Raising receipts requires an immediate and permanent 41 percent hike in all federal taxes, as labeled by Uncle Sam. And cutting spending requires a 35 percent in all federal expenditures apart from interest on official debt as labeled by Uncle Sam. Note, I’m referencing current measures of taxes and spending, but relabelling all our data would not change the size of our fiscal gap or the economic pain associated with closing it. For example, a relabelling that made reported taxes larger would mean a smaller percentage tax hike was needed to close the gap. But the absolute requisite increase in annual takings from the public — the underlying economic pain, as in reduced capacity to spend — would be the same.
To quote Dylan,
There must be some way out of here said the joker to the thief. There’s too much confusion, I can’t get no relief. Businessmen, they drink my wine, Plowmen dig my earth. None of them along the line know what any of its worth.
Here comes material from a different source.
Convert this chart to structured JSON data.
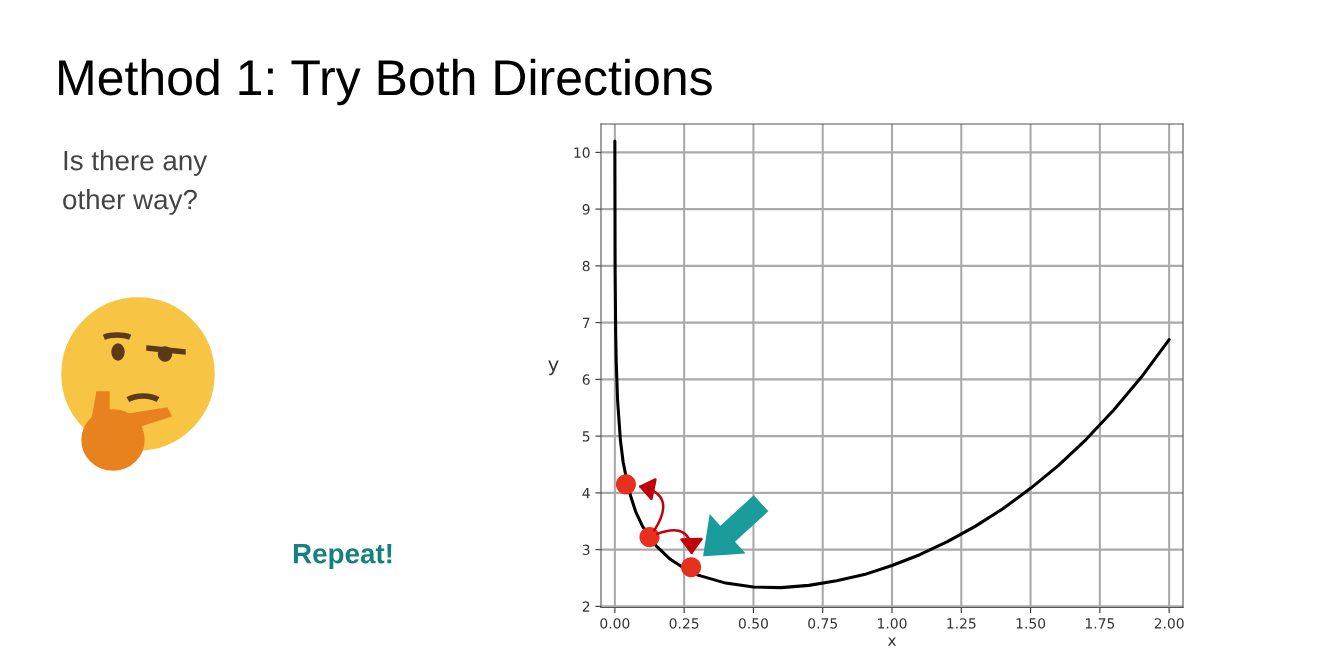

There is a way out of here. It’s simultaneous fundamental reform of all our fiscal institutions. Here’s such a reform package. But thinking big means talking big and talking big means sounding extreme and sounding extreme means losing votes. So, best do what Congress just did, yet again — nothing meaningful to close the fiscal gap.
Make no mistake, our nation’s ever growing fiscal gab will destroy our country’s economic future no less than fiscal profligacy has destroyed the economic futures of Argentina, Venezuela, Zimbabwe, and so many other economic basket cases. Yet, this is our fiscal pastime — kick an ever bigger can down the road. Each kick is straight to the jaws of our children. But boy do we love them.
Thanks Larry. Given that governments can generate tax receipts indefinitely, it is my understanding that some amount of government debt is fine, even preferred perhaps. If so, is there a "reasonable" target for the government's long-term debt-to-GDP ratio or fiscal gap? And, lastly, what would it take in terms of tax increases and/or spending cuts to get there?
Consistent economic growth solves everything. To achieve that requires a growing population. Immigration helps but many new arrivals lack the skills needed to foster growth. US moms need to have more children but they are a 20 year societal investment before they contribute to growth and are consumptive up until then. So supply side choices are limited.
I expect the solution will be means testing of Social Security and Medicare but that'll have to wait until Boomers exit the stage because they represent too many votes.